Back from the Dead, by Heidi Amsinck – book review

It’s quite a while since we at Cafethinking enjoyed Heidi Amsinck’s first Jensen novel, My Name is Jensen. We missed out on book 2, because we weren’t paying attention, and now episode 3, Back from the Dead, is upon us. I’m usually a bit of a completist when it comes to series, and wondered whether missing book 2 would be a problem. The answer is a mix of yes and no. Something obviously Went Down in book 2, The Girl in the Photo, or else what would be the point? Amsinck doesn’t recap for us, so we are left wondering exactly what it is that Gustav did that may or may not have been forgiven by a bunch of bullies. But generally speaking Back from the Dead gives us enough that is familiar or new. We remember Jensen and Henrik: a pair with plenty of chemistry but, these days, not so much biology or physics. We meet the charismatic barista Liron once more too: he gets all the best lines. And we have a mystery that keeps us involved with some scenes full of tension. It’s all you want from a thriller.

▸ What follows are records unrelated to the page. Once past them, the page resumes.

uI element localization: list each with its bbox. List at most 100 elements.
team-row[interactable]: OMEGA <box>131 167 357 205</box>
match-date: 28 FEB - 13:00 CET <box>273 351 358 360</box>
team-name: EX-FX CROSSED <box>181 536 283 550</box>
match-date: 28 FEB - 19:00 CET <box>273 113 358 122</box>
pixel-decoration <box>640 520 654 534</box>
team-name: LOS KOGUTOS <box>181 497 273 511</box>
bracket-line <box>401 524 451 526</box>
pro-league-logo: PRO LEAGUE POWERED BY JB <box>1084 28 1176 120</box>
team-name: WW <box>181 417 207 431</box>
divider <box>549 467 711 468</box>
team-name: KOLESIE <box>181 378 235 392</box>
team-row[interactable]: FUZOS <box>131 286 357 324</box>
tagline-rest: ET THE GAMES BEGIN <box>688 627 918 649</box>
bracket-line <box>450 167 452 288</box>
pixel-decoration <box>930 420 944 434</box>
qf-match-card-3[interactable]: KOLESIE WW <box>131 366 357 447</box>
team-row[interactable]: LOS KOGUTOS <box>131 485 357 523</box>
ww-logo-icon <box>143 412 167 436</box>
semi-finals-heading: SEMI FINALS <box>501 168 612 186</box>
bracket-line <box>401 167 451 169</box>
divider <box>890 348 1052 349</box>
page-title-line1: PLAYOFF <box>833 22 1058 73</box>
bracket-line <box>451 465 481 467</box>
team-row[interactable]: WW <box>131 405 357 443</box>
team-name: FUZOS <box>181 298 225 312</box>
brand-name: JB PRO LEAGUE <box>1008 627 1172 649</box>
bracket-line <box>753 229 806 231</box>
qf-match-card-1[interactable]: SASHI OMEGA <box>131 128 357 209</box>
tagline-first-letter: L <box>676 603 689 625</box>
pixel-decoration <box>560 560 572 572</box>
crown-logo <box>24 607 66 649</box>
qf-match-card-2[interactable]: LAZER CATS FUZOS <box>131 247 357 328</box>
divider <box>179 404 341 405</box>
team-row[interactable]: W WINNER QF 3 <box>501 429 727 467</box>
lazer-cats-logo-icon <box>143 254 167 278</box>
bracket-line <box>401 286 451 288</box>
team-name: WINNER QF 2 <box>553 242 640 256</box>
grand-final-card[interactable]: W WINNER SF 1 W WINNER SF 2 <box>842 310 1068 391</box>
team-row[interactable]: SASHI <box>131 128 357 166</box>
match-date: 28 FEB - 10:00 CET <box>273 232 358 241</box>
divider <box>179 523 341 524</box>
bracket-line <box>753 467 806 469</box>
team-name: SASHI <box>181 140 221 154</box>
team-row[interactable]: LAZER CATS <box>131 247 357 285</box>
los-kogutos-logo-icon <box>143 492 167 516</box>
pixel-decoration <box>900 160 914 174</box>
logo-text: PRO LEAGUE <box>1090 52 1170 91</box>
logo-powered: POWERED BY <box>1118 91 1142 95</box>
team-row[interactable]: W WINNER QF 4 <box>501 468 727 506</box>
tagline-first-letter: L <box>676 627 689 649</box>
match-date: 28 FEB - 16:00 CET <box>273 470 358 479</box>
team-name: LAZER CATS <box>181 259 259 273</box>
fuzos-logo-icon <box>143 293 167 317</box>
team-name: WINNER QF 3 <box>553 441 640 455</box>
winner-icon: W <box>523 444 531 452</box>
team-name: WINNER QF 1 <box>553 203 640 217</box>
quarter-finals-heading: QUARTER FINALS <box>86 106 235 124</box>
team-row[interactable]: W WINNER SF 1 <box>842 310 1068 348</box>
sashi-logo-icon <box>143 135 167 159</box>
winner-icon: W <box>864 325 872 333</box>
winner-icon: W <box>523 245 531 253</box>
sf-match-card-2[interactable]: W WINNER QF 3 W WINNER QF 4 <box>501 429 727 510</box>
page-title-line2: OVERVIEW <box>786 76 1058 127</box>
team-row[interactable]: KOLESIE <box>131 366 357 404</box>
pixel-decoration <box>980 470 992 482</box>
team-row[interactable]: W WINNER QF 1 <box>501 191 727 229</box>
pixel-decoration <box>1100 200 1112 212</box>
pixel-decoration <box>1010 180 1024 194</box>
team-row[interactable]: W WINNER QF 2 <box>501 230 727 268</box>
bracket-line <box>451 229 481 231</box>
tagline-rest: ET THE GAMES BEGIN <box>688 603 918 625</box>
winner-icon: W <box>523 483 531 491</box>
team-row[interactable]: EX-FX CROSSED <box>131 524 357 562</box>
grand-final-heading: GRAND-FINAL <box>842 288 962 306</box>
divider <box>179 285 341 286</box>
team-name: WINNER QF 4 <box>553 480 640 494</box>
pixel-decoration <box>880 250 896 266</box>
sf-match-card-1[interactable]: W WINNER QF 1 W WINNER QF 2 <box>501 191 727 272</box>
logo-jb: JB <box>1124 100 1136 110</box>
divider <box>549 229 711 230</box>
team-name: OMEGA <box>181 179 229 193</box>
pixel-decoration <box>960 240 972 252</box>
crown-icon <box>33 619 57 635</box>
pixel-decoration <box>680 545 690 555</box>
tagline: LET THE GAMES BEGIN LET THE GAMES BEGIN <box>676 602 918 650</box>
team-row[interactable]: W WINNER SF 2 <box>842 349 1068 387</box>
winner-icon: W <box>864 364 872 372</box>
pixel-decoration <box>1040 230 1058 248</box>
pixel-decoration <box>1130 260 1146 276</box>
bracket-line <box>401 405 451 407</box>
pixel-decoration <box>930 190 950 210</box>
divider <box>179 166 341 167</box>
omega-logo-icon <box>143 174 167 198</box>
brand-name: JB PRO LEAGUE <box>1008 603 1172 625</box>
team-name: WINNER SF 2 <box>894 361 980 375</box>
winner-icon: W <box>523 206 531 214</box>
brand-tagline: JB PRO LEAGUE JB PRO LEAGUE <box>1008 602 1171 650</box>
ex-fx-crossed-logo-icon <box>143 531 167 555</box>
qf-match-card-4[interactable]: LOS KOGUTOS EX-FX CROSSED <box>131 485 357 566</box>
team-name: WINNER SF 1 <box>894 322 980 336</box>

Front cover of Back from the Dead by Heidi Amsinck
Back from the Dead, by Heidi Amsinck, published in the UK by Muswell Press on 18 April 2024. Source: review copy

I remember not especially liking either Jensen and Henrik and I’m not sure that either has improved with age. Henrik is particularly misanthropic. He uses police resources to monitor Jensen’s new relationship, about which he’s both suspicious and jealous. He is in a terrible relationship himself: his wife’s fed up with him and although he seems to manage some self-awareness through imagining his wife’s reactions to things, he doesn’t do anything with that knowledge. He’s awful to most of his colleagues and not for any real reason either…but things change a bit when he is allocated a new sidekick, Tone, who is all about order and efficiency and whom we should all find rather tiresome except she is fabulous. Henrik thinks she has been paired with him out of the spite of his boss, which may or may not be true.

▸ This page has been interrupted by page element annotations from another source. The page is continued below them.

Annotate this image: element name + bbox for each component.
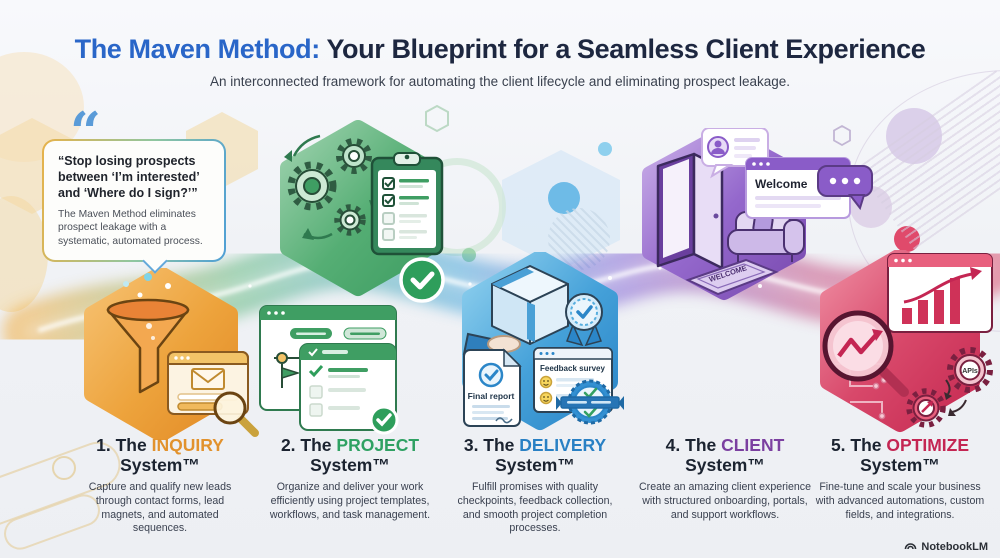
title-rest: Your Blueprint for a Seamless Client Exp…	[319, 34, 926, 64]
system-description-client: Create an amazing client experience with…	[639, 481, 811, 521]
system-column-optimize: 5. The OPTIMIZE System™ Fine-tune and sc…	[805, 435, 995, 522]
quote-mark-icon: “	[70, 100, 102, 164]
system-title-client: 4. The CLIENT System™	[665, 435, 785, 475]
quote-bubble: “ “Stop losing prospects between ‘I’m in…	[42, 105, 226, 274]
footer-brand-label: NotebookLM	[921, 540, 988, 553]
system-column-client: 4. The CLIENT System™ Create an amazing …	[630, 435, 820, 522]
page-title: The Maven Method: Your Blueprint for a S…	[0, 34, 1000, 65]
system-title-inquiry: 1. The INQUIRY System™	[96, 435, 224, 475]
keyword-inquiry: INQUIRY	[151, 435, 224, 455]
footer-brand: NotebookLM	[904, 540, 988, 553]
system-title-project: 2. The PROJECT System™	[280, 435, 420, 475]
system-title-delivery: 3. The DELIVERY System™	[463, 435, 607, 475]
system-description-inquiry: Capture and qualify new leads through co…	[88, 481, 232, 535]
system-description-project: Organize and deliver your work efficient…	[269, 481, 431, 521]
title-accent: The Maven Method:	[74, 34, 321, 64]
header: The Maven Method: Your Blueprint for a S…	[0, 34, 1000, 89]
system-column-delivery: 3. The DELIVERY System™ Fulfill promises…	[440, 435, 630, 536]
keyword-delivery: DELIVERY	[519, 435, 607, 455]
keyword-client: CLIENT	[721, 435, 785, 455]
keyword-project: PROJECT	[336, 435, 420, 455]
system-description-delivery: Fulfill promises with quality checkpoint…	[457, 481, 613, 535]
page-subtitle: An interconnected framework for automati…	[209, 74, 791, 89]
quote-headline: “Stop losing prospects between ‘I’m inte…	[58, 154, 200, 200]
keyword-optimize: OPTIMIZE	[886, 435, 970, 455]
system-column-project: 2. The PROJECT System™ Organize and deli…	[255, 435, 445, 522]
system-description-optimize: Fine-tune and scale your business with a…	[815, 481, 985, 521]
system-title-optimize: 5. The OPTIMIZE System™	[830, 435, 970, 475]
system-column-inquiry: 1. The INQUIRY System™ Capture and quali…	[65, 435, 255, 536]
notebooklm-logo-icon	[905, 543, 917, 550]
quote-body: The Maven Method eliminates prospect lea…	[58, 209, 203, 247]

The whole Tone thing makes me think that Amsinck is deliberately messing with us. Much of what makes this series stands out is that it is interested in what makes its characters tick, even when some of them are pretty awful. I don’t think it can be just me who finds Jensen and Henrik individually appalling, together unappealing but still convincing. Add to that two new characters we’re not sure about: Jensen’s new boyfriend, Bro, and organised crime boss Kofoed. In trying to work out these two, we’re reliant on the very different investigative tactics used by both Jensen and Henrik.

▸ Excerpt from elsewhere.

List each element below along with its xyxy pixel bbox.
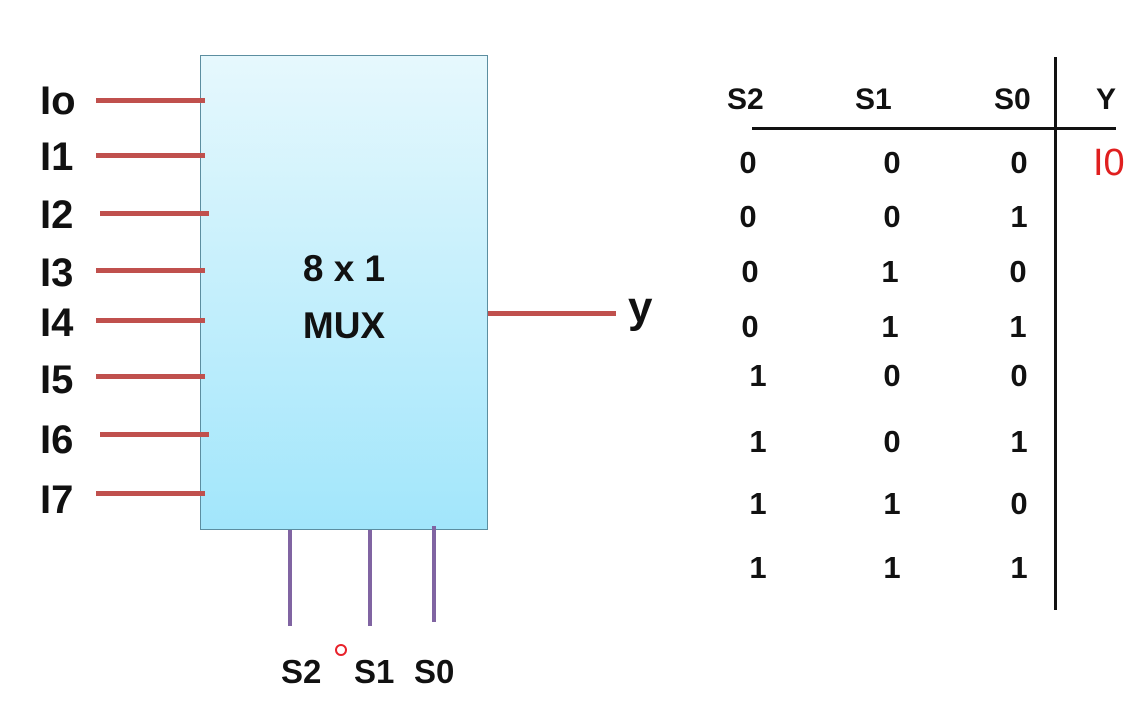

Amsinck herself now lives in the UK, having been brought up in Denmark, and these novels are originally written in English. We cover a lot of very good fiction in translation, but there is something about Amsinck’s use of British English idiom that makes us feel right at home on the streets of Copenhagen. There’s a lot of exploration of ‘the other’ in this novel – whether through Esben’s views on immigration, Aziz’s family, Kofoed’s wish ‘to be accepted and respected by his own people’, or just Liron’s assumption that Jensen can be identified as not-Danish, and the use of language that feels somehow quirky and unique helps us immerse in this theme.

Like the first Jensen novel, Back from the Dead poses a bit of a paradox. You come for a taut thriller that doesn’t skimp on the body count. You stay despite not liking the main characters. But you want them to succeed – you really want them to succeed. And while you’re observing, you’re thinking about bouncing around Denmark’s capital with ice creams. A cracking combination.

Thanks to Muswell Press for the review copy and to Anne Cater for the blog tour invitation.